A coherent source illuminates two narrow slits separated by a distance \(d\). Each slit acts like a secondary source, and the two emerging waves overlap on a screen placed a distance \(L\) away.
At some points on the screen, the waves arrive in phase and reinforce each other, producing bright fringes.
At other points, they arrive out of phase and partially or completely cancel, producing dark fringes.
The key quantity is the path difference between the two rays:
\[
\Delta x = r_2-r_1.
\]
If the path difference is an integer multiple of the wavelength, the interference is constructive:
\[
\Delta x = m\lambda,
\qquad m=0,\pm1,\pm2,\dots
\]
These locations are the bright fringes. Under the standard small-angle approximation, where the screen distance \(L\) is much larger than the slit separation and the screen displacement \(y\), the bright-fringe positions are
\[
y_m = m\frac{\lambda L}{d}.
\]
Consecutive bright fringes are separated by the same distance, called the fringe spacing:
\[
\Delta y = \frac{\lambda L}{d}.
\]
This formula is especially useful because it shows immediately how the pattern changes:
a larger wavelength makes the fringes farther apart,
a larger screen distance also spreads them out,
while a larger slit separation makes them closer together.
Dark fringes occur halfway between neighboring bright fringes. Their path difference is an odd half-integer multiple of the wavelength:
\[
\Delta x = \left(m+\frac12\right)\lambda.
\]
Therefore the dark-fringe positions are
\[
y_{\text{dark}}=\left(m+\frac12\right)\frac{\lambda L}{d}.
\]
In addition to fringe position, the experiment also gives an intensity variation across the screen.
The phase difference between the two waves is
\[
\delta = \frac{2\pi\Delta x}{\lambda}.
\]
If the two slits contribute equal amplitudes, the intensity is
\[
I = I_0\cos^2\left(\frac{\delta}{2}\right),
\]
where \(I_0\) is the reference maximum intensity.
This means the pattern is not just “bright or dark”; rather, it changes smoothly from maximum to minimum as the phase difference changes.
For the sample input
\(\lambda=550\ \text{nm}\),
\(L=2\ \text{m}\),
and
\(d=0.2\ \text{mm}\),
first convert to SI units:
\[
\lambda=550\times10^{-9}\ \text{m},
\qquad
d=0.2\times10^{-3}\ \text{m}.
\]
Then the fringe spacing is
\[
\Delta y=\frac{\lambda L}{d}
= \frac{(550\times10^{-9})(2)}{0.2\times10^{-3}}
= 5.5\times10^{-3}\ \text{m}.
\]
So
\[
\Delta y = 5.5\ \text{mm}.
\]
The first bright fringe \((m=1)\) is therefore at
\[
y_1 = 1\cdot \Delta y = 5.5\ \text{mm}.
\]
The first dark fringe lies halfway between the central maximum and the first bright fringe:
\[
y_{\text{dark},1}=\frac{\Delta y}{2}=2.75\ \text{mm}.
\]
The animation in this calculator shows two rays traveling from the slits to a selected probe point on the screen.

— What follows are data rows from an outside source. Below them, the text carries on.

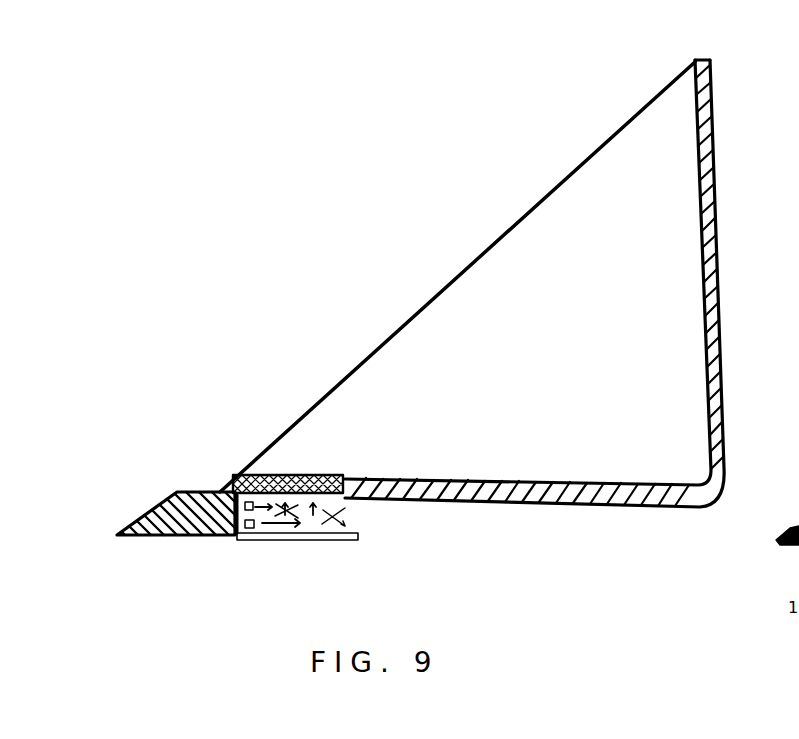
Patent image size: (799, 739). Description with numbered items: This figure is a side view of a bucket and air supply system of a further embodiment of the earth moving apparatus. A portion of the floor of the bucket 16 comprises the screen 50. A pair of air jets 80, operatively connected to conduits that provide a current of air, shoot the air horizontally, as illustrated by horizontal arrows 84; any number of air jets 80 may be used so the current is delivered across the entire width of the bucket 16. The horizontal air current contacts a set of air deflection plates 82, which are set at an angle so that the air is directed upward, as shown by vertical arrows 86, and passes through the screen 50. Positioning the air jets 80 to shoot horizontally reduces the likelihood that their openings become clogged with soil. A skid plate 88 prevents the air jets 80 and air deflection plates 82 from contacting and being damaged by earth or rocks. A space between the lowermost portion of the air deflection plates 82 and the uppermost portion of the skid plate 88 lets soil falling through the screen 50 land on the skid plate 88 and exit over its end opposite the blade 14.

The bucket 16 is at (720, 218).
The blade 14 is at (212, 540).
The screen 50 is at (327, 475).
The vertical arrows 86 is at (306, 522).
The air jets 80 is at (256, 536).
The horizontal arrows 84 is at (275, 540).
The air deflection plates 82 is at (340, 518).
The skid plate 88 is at (298, 541).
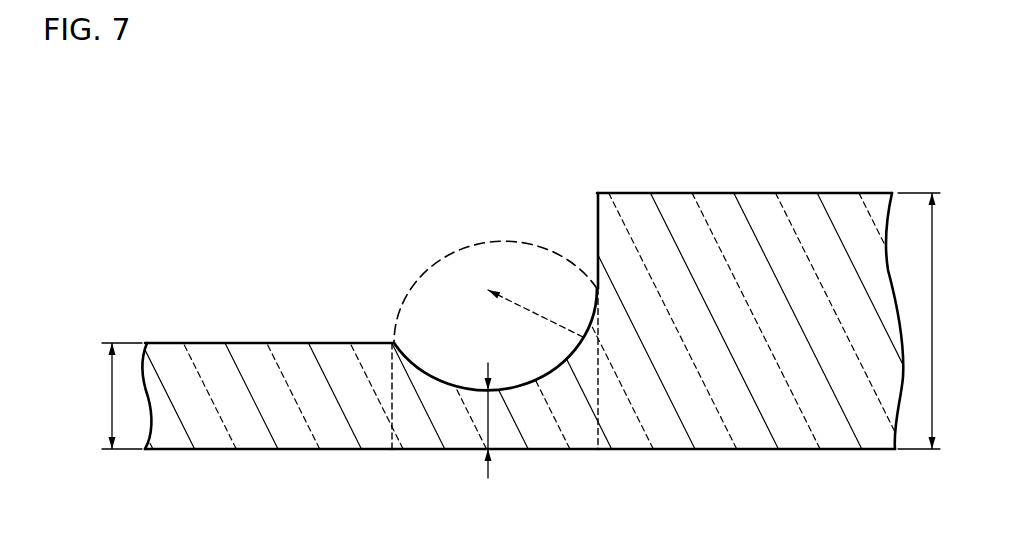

It also displays the interference pattern on the screen and an intensity plot in normalized units.
This helps connect the geometry of path difference with the brightness variation actually seen in a laboratory laser experiment.
At more advanced university level, the ideal two-slit model is refined by including finite slit width, diffraction envelopes, partial coherence, unequal amplitudes, and phase plates.
Even so, the central lesson remains the same:
light from the two slits interferes because each path contributes a wave, and the relative phase controls what appears on the screen.
So the big formulas to remember are
\[
\Delta y=\frac{\lambda L}{d},
\qquad
y_m=m\frac{\lambda L}{d},
\qquad
I=I_0\cos^2\left(\frac{\delta}{2}\right),
\]
which together describe the spacing, location, and brightness of the double-slit interference fringes.